Argenx’s BLA was backed by data from a Phase 3 clinical trial called ADAPT-SC (NCT04735432). The study included 110 people with gMG in North America, Europe, and Japan. The majority tested positive for anti-AChR antibodies, but there also were patients in whom anti-AChR antibodies were not detected.

At study entry, participants were randomly assigned to receive either 1,000 mg of subcutaneous efgartigimod or Vyvgart (10 mg/kg), given once per week, for four weeks.

Data showed that the reduction in total immunoglobulin G (IgG) — a type of antibodies implicated in MG — was similar in both groups after 29 days of treatment (66.4% vs. 62.2%). This means that subcutaneous efgartigimod was not worse than Vyvgart.

The effect was similar regardless of whether patients were positive for anti-AChR antibodies or not.
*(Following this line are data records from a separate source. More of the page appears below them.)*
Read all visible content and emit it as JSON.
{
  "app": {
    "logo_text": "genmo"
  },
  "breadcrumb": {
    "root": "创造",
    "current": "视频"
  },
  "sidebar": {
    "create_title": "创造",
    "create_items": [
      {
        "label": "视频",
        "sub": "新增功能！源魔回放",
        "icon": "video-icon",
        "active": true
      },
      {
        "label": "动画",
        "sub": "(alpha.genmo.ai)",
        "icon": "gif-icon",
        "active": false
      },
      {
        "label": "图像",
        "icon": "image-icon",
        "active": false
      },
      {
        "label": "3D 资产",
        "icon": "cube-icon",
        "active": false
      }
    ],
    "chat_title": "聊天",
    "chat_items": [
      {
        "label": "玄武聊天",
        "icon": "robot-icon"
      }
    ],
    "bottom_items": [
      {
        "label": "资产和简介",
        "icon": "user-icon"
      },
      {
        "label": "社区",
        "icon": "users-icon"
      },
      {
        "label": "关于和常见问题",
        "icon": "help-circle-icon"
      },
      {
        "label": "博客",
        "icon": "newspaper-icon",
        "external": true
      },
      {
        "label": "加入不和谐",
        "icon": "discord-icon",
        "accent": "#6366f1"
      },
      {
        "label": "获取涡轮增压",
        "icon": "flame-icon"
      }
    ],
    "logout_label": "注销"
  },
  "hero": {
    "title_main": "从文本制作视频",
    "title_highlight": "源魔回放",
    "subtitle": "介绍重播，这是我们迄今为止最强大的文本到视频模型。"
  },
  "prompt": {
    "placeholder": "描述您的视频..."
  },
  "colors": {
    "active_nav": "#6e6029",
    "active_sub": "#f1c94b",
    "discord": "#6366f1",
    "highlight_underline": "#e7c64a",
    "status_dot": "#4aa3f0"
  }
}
More than two-thirds (69.1%) of patients on under-the-skin efgartigimod experienced a clinically significant improvement — of a minimum of two points for at least four consecutive weeks, or about one month — on the Myasthenia Gravis Activities of Daily Living (MG-ADL) score. The MG-ADL measures the disease’s impact on daily life.

About as many patients (65.5%) improved by at least three points on the Quantitative Myasthenia Gravis (QMG) score, another measure of disease severity, for four consecutive weeks.

More than one-third of patients (37%) achieved minimal symptom expression (MSE), which means they had mild or no symptoms, after one cycle of treatment with subcutaneous efgartigimod.

The experimental treatment was generally well-tolerated among patients. The most common side effects were injection site reactions, which were mild or moderate in severity, and resolved with time.

After completing ADAPT-SC, most participants (95%) rolled over into ADAPT-SC+ (NCT04818671), an open-label extension study that will continue treatment for up to two years. The study is evaluating the long-term safety and tolerability of subcutaneous efgartigimod when given over three-week periods and repeated as needed with at least 28 days of interval.